March 14, 2015

Why "Fashions for Men" Is Just My Style

Good guys don’t stand much of a chance in today’s popular culture, as evidenced by the popularity of the school-teacher-turned-drug-dealer series “Breaking Bad” and the beats-up-his-girlfriend-but-women-still-love-him rapper Chris Brown. Maybe that’s why I found it a relief to step into the more genteel world of the Mint Theater Company’s current production of Fashions for Men, Ferenc Molnár’s sweet comedy centered around a man who starts off good and—spoiler alert—ends up that way too.
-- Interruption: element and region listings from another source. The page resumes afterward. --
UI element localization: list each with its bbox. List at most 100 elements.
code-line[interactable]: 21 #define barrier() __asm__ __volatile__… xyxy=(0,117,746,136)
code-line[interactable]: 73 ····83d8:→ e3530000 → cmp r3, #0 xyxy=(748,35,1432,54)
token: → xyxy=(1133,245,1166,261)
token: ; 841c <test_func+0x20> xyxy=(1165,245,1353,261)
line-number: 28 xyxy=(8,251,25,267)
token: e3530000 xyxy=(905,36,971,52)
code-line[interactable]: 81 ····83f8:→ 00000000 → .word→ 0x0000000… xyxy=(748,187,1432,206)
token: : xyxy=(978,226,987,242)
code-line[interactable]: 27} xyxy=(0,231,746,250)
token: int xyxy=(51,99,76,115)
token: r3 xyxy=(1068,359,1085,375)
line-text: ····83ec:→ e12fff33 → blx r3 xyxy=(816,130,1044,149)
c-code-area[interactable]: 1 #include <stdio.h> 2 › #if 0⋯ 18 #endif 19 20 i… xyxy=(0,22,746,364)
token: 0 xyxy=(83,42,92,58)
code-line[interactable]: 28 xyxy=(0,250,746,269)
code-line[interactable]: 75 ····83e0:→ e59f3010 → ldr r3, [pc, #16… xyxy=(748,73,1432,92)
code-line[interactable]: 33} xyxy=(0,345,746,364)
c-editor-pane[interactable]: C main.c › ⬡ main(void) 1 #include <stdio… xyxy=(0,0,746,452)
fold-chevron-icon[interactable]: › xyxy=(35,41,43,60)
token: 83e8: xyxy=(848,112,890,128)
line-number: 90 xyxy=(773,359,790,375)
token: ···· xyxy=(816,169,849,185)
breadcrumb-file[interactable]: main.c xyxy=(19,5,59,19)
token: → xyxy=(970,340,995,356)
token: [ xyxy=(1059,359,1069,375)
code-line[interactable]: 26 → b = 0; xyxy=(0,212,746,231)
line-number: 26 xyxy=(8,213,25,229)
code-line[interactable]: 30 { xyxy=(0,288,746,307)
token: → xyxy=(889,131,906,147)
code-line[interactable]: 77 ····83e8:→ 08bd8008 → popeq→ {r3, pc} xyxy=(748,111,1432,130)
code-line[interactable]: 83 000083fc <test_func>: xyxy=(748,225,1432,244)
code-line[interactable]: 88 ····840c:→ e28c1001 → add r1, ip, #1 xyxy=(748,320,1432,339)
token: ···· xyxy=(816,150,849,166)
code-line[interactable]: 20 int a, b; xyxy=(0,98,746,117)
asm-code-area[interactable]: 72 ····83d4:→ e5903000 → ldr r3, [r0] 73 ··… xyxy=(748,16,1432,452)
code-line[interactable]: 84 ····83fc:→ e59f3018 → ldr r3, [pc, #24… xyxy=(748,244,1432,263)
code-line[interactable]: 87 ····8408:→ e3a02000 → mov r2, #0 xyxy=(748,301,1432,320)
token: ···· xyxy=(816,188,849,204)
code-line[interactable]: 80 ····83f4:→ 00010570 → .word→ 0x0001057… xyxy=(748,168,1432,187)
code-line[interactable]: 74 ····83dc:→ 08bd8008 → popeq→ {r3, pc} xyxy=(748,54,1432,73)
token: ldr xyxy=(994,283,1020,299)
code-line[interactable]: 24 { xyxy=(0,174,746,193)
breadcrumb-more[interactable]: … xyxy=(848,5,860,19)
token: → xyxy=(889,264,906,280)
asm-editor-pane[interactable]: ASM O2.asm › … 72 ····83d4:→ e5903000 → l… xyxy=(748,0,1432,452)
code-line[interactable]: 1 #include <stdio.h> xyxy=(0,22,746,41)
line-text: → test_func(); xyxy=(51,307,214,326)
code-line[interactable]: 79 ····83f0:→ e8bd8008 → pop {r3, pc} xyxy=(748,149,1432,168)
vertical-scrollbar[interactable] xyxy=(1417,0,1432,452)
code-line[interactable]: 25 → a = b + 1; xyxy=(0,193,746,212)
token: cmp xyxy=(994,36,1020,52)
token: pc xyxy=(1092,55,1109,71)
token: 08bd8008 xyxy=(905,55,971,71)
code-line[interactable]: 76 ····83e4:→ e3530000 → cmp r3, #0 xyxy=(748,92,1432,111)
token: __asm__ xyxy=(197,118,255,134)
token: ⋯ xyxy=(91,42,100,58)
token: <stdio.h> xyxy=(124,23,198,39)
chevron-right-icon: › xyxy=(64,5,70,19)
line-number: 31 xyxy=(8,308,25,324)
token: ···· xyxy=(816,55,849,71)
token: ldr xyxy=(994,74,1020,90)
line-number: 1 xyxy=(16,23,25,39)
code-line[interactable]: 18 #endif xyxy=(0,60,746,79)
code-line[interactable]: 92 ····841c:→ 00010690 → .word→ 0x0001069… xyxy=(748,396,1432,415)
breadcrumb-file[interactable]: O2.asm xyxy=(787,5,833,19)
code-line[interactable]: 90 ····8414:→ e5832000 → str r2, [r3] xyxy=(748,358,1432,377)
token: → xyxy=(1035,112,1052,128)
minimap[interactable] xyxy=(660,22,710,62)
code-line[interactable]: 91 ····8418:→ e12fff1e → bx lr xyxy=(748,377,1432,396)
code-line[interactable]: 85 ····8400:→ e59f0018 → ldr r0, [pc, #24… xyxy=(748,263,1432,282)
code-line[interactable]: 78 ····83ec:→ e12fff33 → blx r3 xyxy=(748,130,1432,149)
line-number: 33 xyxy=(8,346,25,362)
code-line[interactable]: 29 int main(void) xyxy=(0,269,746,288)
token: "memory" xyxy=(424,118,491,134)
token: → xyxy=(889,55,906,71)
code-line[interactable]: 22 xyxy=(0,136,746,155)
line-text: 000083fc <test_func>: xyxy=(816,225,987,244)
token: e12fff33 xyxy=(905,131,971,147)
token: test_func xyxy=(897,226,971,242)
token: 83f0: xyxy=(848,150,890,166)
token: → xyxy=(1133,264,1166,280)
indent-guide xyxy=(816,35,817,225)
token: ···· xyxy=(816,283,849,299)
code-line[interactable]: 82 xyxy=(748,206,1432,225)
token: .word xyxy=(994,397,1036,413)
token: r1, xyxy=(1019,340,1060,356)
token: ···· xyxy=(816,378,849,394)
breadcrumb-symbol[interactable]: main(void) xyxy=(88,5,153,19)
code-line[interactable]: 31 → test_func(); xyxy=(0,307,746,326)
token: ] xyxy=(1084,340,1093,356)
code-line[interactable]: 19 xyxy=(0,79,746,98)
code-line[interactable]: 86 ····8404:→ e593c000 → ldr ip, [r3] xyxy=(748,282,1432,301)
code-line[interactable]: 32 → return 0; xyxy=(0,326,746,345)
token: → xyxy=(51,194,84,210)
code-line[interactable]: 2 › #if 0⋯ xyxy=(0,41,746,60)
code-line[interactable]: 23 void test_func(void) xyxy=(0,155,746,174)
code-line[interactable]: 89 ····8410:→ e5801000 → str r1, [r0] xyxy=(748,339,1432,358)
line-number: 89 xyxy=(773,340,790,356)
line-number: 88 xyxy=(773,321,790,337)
As savvy theatergoers know, the Mint specializes in reviving works by playwrights who have been neglected or forgotten. The Hungarian-born Molnár, as the company’s always-invaluable program notes explain, was one of the world’s most celebrated playwrights during the first half of the 20th century, equally popular in Europe and in the U.S., where he moved to escape the Nazis. 

Before his death in 1952, nearly two dozen of Molnár's plays opened on Broadway, including his 1909 experimental work Liliom, the source for the Rodgers & Hammerstein musical Carousel, and Fashions for Men, which originally debuted in Budapest in 1917 and ran on Broadway fives years later.

The central character in Fashions for Men is Peter Juhász, the proprietor of an upscale haberdashery and a fast-track candidate for sainthood. Juhász extends credit to impoverished clients, is forgiving when cuckolded and bankrupted by his wife and one of his store clerks and pines silently for the shop girl who has her eye on the wealthy count who is Juhász's benefactor. But—spoiler alert again—it all works out in the end.

Director Davis McCallum confidently transports the production back to a Budapest steeped in pre-WWI innocence but not entirely naïve and a theatrical period in which all the story lines were wrapped up by the final curtain (click here to read about his approach).

Yes, it’s predictable, old-fashioned and, in parts, slow. But that’s all part of the pleasure of this show. There's no wink-wink irony and yet all traces of sentimentality are cut with apt doses of wryness.

As usual, the small Mint has put up a big, rich-looking production, with charming old-world sets by Daniel Zimmerman, spiffy costumes by Martha Hally (click here to read more about them) and some particularly witty sound effects by Jane Shaw. 

The cast is just as delightful. There’s not a laggard among the even dozen of them (the Mint is generous in casting too). But Joe Delafield deserves extra credit for navigating the tricky task of conveying Juhász’s determination to be a good man without turning him into a boring sop.

Equally good is Kurt Rhoads, who is wonderfully sympathetic as the count, turning a character who could easily be played as the butt of several jokes into a man who appreciates goodness, even when he’s falling short of achieving it himself.

And Jeremy Lawrence is an unabashed scene-stealer as a world-weary salesman who can express as much with a lift of his eyebrows or the purse of his lips as it might take a whole page of dialog to say.  

I saw Lawrence at the West Bank Café shortly after seeing Fashions for Men and, although I don’t like bothering actors, I couldn’t resist leaning over and telling him how much I had enjoyed his performance and the rest of the show too.